McDonald's Reveals All Kinds Of Gross 'Blitz Box'

by Lane Florsheim

McDonald's started selling its "Blitz Box" to the Kansas City Market last Monday. What kind of dietary treasure trove is inside, you ask? Well, the box contains two Quarter Pounders with cheese, two medium fries, and 10 Chicken McNuggets with dipping sauces.

The box is connected with a local promotion with the Kansas City Chiefs, which is scheduled to run through the entire football season, according to McDonald's spokeswoman Lisa McComb.

Though USA Today describes the Blitz Box as a "multi-person boxed meal," it's not entirely clear whether the box is intended for a romantic football date night, or to feed a small alien family whose bodies don't absorb cholesterol.

"It's like they're throwing things at a wall to see what sticks," Sam Oches, editor of QSR, an industry trade publication, said to USA Today. "It looks like another move on McDonald's part to redefine value."

In an ironic twist, the box is priced at $14.99, which is just a cent lower than the salary McDonald's workers across the country are currently demanding. Employees of the fast food chain, along with hundreds of other low-wage workers at Walmart, Macy's, Burger King, Wendy's, and others, have gone on strike in more than 50 cities across the country for the last two weeks to demand pay raises and the right to form a union.

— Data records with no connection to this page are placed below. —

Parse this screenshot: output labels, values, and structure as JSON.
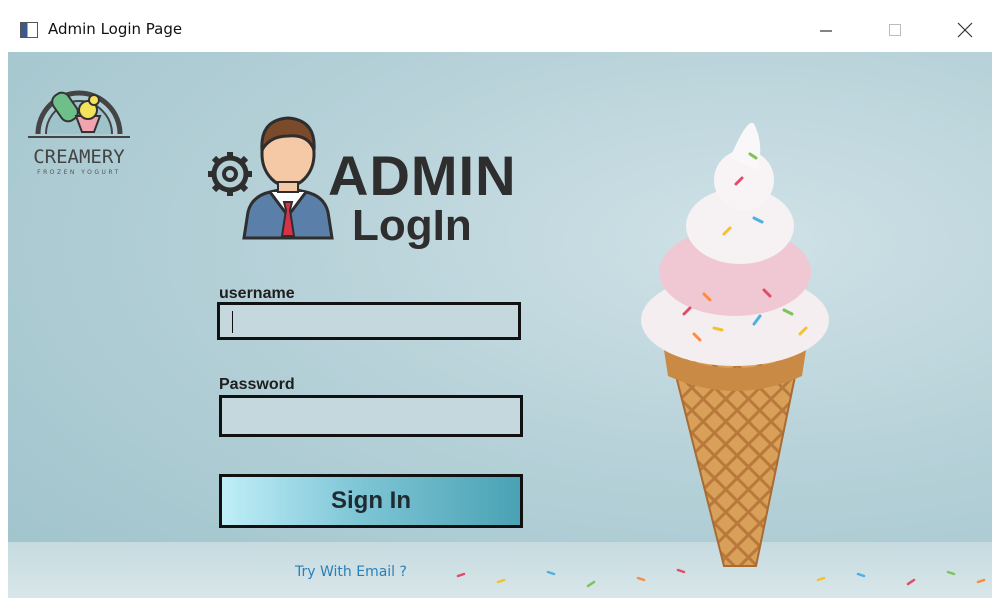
{
  "window": {
    "title": "Admin Login Page",
    "icon": "app-window-icon",
    "controls": [
      "minimize-icon",
      "maximize-icon",
      "close-icon"
    ]
  },
  "logo": {
    "name": "CREAMERY",
    "tagline": "FROZEN YOGURT"
  },
  "header": {
    "title": "ADMIN",
    "subtitle": "LogIn",
    "icons": [
      "gear-icon",
      "admin-avatar-icon"
    ]
  },
  "form": {
    "username_label": "username",
    "username_value": "",
    "password_label": "Password",
    "password_value": "",
    "submit_label": "Sign In",
    "alt_link": "Try With Email ?"
  },
  "colors": {
    "background": "#b6d1d8",
    "field_fill": "#c4d8dd",
    "button_gradient_start": "#bfeef8",
    "button_gradient_end": "#4aa2b4",
    "link": "#2a7fb8",
    "title_text": "#2e2e2e"
  }
}
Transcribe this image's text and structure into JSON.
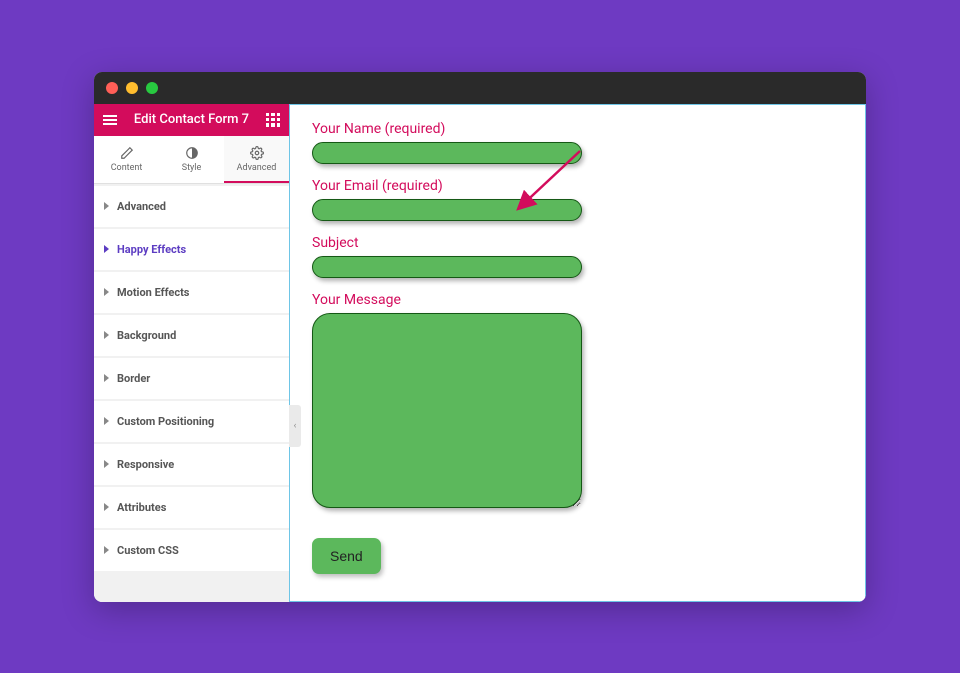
{
  "header": {
    "title": "Edit Contact Form 7"
  },
  "tabs": [
    {
      "label": "Content"
    },
    {
      "label": "Style"
    },
    {
      "label": "Advanced"
    }
  ],
  "panels": [
    {
      "label": "Advanced"
    },
    {
      "label": "Happy Effects"
    },
    {
      "label": "Motion Effects"
    },
    {
      "label": "Background"
    },
    {
      "label": "Border"
    },
    {
      "label": "Custom Positioning"
    },
    {
      "label": "Responsive"
    },
    {
      "label": "Attributes"
    },
    {
      "label": "Custom CSS"
    }
  ],
  "form": {
    "name_label": "Your Name (required)",
    "email_label": "Your Email (required)",
    "subject_label": "Subject",
    "message_label": "Your Message",
    "submit": "Send"
  },
  "collapse_symbol": "‹"
}
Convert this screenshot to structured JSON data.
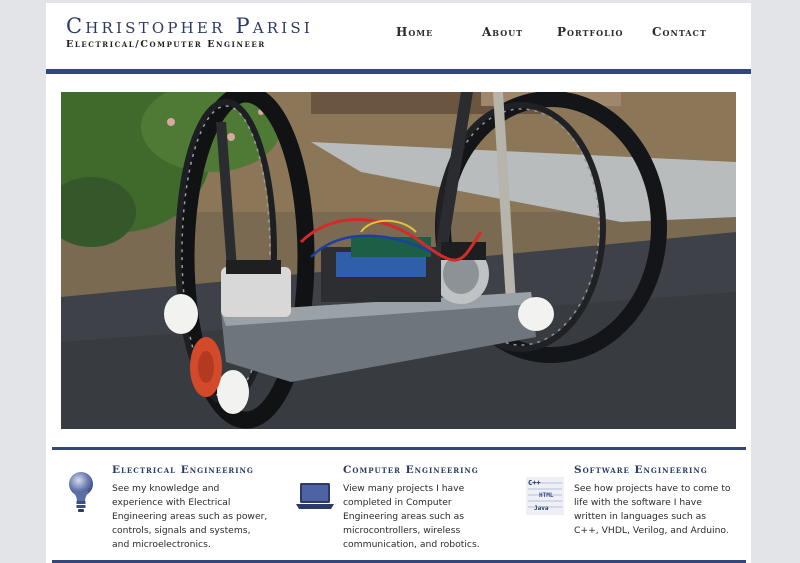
{
  "header": {
    "name": "Christopher Parisi",
    "subtitle": "Electrical/Computer Engineer"
  },
  "nav": [
    {
      "label": "Home"
    },
    {
      "label": "About"
    },
    {
      "label": "Portfolio"
    },
    {
      "label": "Contact"
    }
  ],
  "hero": {
    "icon": "hero-photo-self-balancing-robot"
  },
  "features": [
    {
      "title": "Electrical Engineering",
      "icon": "lightbulb-icon",
      "body": "See my knowledge and experience with Electrical Engineering areas such as power, controls, signals and systems, and microelectronics."
    },
    {
      "title": "Computer Engineering",
      "icon": "laptop-icon",
      "body": "View many projects I have completed in Computer Engineering areas such as microcontrollers, wireless communication, and robotics."
    },
    {
      "title": "Software Engineering",
      "icon": "code-icon",
      "body": "See how projects have to come to life with the software I have written in languages such as C++, VHDL, Verilog, and Arduino.",
      "icon_labels": [
        "C++",
        "HTML",
        "Java"
      ]
    }
  ],
  "colors": {
    "accent": "#34477a",
    "title": "#2b3a66",
    "background": "#e3e4e7"
  }
}
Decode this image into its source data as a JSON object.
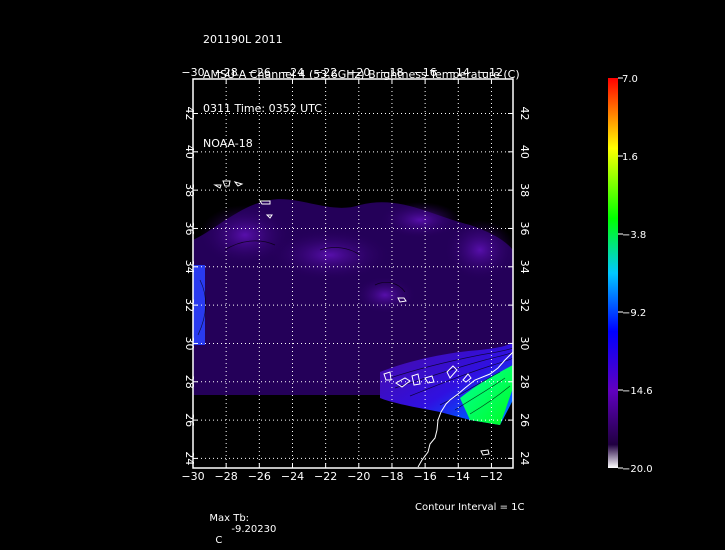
{
  "header": {
    "line1": "201190L 2011",
    "line2": "AMSU-A Channel 4 (53.6GHz) Brightness Temperature (C)",
    "line3": "0311 Time: 0352 UTC",
    "line4": "NOAA-18"
  },
  "footer": {
    "max_label": "Max Tb:",
    "max_value": "-9.20230",
    "max_unit": "C",
    "contour": "Contour Interval = 1C"
  },
  "colorbar": {
    "ticks": [
      "7.0",
      "1.6",
      "-3.8",
      "-9.2",
      "-14.6",
      "-20.0"
    ],
    "colors": [
      "#ff0000",
      "#ffff00",
      "#00ff00",
      "#00c8ff",
      "#0000ff",
      "#8000ff",
      "#200040"
    ]
  },
  "chart_data": {
    "type": "heatmap",
    "title": "AMSU-A Channel 4 (53.6GHz) Brightness Temperature (C)",
    "xlabel": "",
    "ylabel": "",
    "x_ticks": [
      -30,
      -28,
      -26,
      -24,
      -22,
      -20,
      -18,
      -16,
      -14,
      -12
    ],
    "y_ticks": [
      24,
      26,
      28,
      30,
      32,
      34,
      36,
      38,
      40,
      42
    ],
    "xlim": [
      -30,
      -10.7
    ],
    "ylim": [
      23.5,
      43.8
    ],
    "color_range": [
      -20.0,
      7.0
    ],
    "max_tb": -9.2023,
    "contour_interval": 1,
    "grid": true
  }
}
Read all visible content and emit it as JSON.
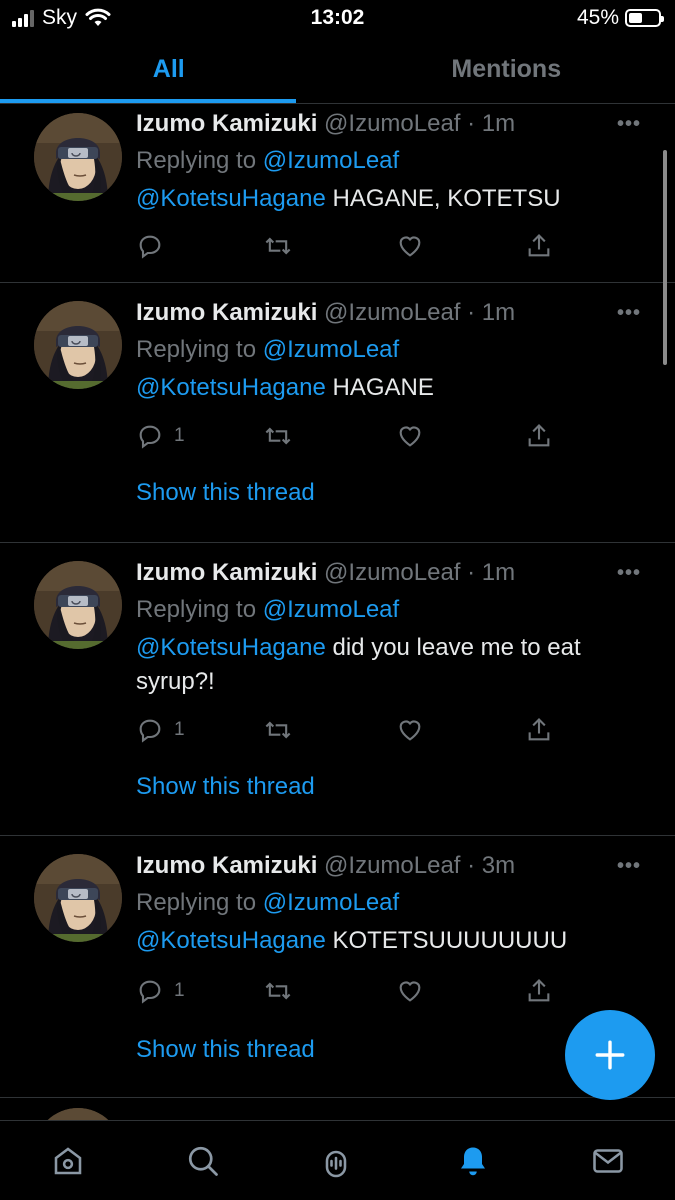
{
  "status_bar": {
    "carrier": "Sky",
    "time": "13:02",
    "battery_text": "45%",
    "battery_level": 0.45
  },
  "tabs": [
    {
      "label": "All",
      "active": true
    },
    {
      "label": "Mentions",
      "active": false
    }
  ],
  "tweets": [
    {
      "name": "Izumo Kamizuki",
      "handle": "@IzumoLeaf",
      "time": "1m",
      "replying_prefix": "Replying to",
      "replying_to": "@IzumoLeaf",
      "mention": "@KotetsuHagane",
      "text": " HAGANE, KOTETSU",
      "reply_count": "",
      "show_thread": ""
    },
    {
      "name": "Izumo Kamizuki",
      "handle": "@IzumoLeaf",
      "time": "1m",
      "replying_prefix": "Replying to",
      "replying_to": "@IzumoLeaf",
      "mention": "@KotetsuHagane",
      "text": " HAGANE",
      "reply_count": "1",
      "show_thread": "Show this thread"
    },
    {
      "name": "Izumo Kamizuki",
      "handle": "@IzumoLeaf",
      "time": "1m",
      "replying_prefix": "Replying to",
      "replying_to": "@IzumoLeaf",
      "mention": "@KotetsuHagane",
      "text": " did you leave me to eat syrup?!",
      "reply_count": "1",
      "show_thread": "Show this thread"
    },
    {
      "name": "Izumo Kamizuki",
      "handle": "@IzumoLeaf",
      "time": "3m",
      "replying_prefix": "Replying to",
      "replying_to": "@IzumoLeaf",
      "mention": "@KotetsuHagane",
      "text": " KOTETSUUUUUUUU",
      "reply_count": "1",
      "show_thread": "Show this thread"
    }
  ],
  "icons": {
    "reply": "reply-icon",
    "retweet": "retweet-icon",
    "like": "heart-icon",
    "share": "share-icon",
    "more": "more-options-icon",
    "compose": "plus-icon",
    "nav": [
      "home-icon",
      "search-icon",
      "spaces-icon",
      "notifications-icon",
      "messages-icon"
    ]
  },
  "colors": {
    "accent": "#1d9bf0",
    "background": "#000000",
    "muted": "#71767b"
  }
}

According to U.S. Bureau of Labor statistics, fast food workers currently earn $9.03/hour on average. The workers on strike want their hour wage raised to $15 an hour.

Fast food workers suffer an excess of injustices. Eighty-three percent earn less than $10.10 an hour. Fast food employees are typically denied health insurance and other benefits.

What's worse is that fast food chains regularly break a wide range of laws that are in place to protect workers. For example, 84 percent of fast food workers in New York City reported some form of wage theft ("wage theft" describes practices that deny employees of wages to which they're legally entitled), including unpaid overtime, failure to provide mandated rest breaks, improper paycheck deductions, and late or bounced paychecks.

There is a strong possibility the strikes won't accomplish the desired pay raise or be able to successfully combat wage theft. As The Atlantic 's Derek Thompson explains, the strikes would have a chance of creating change — if fast food chains perceived either a threat to the supply of food-service workers, or the threat of consumers opting not to give the retailers and food changes business in support of the protests. Neither of these threats are likely to become reality.

Workers are, however, continuing to intensify their strike efforts.

“I’ve never in my 32 years in the labor movement seen anything like this before,” Mary Kay Henry, president of the Service Employees International Union, told Politico.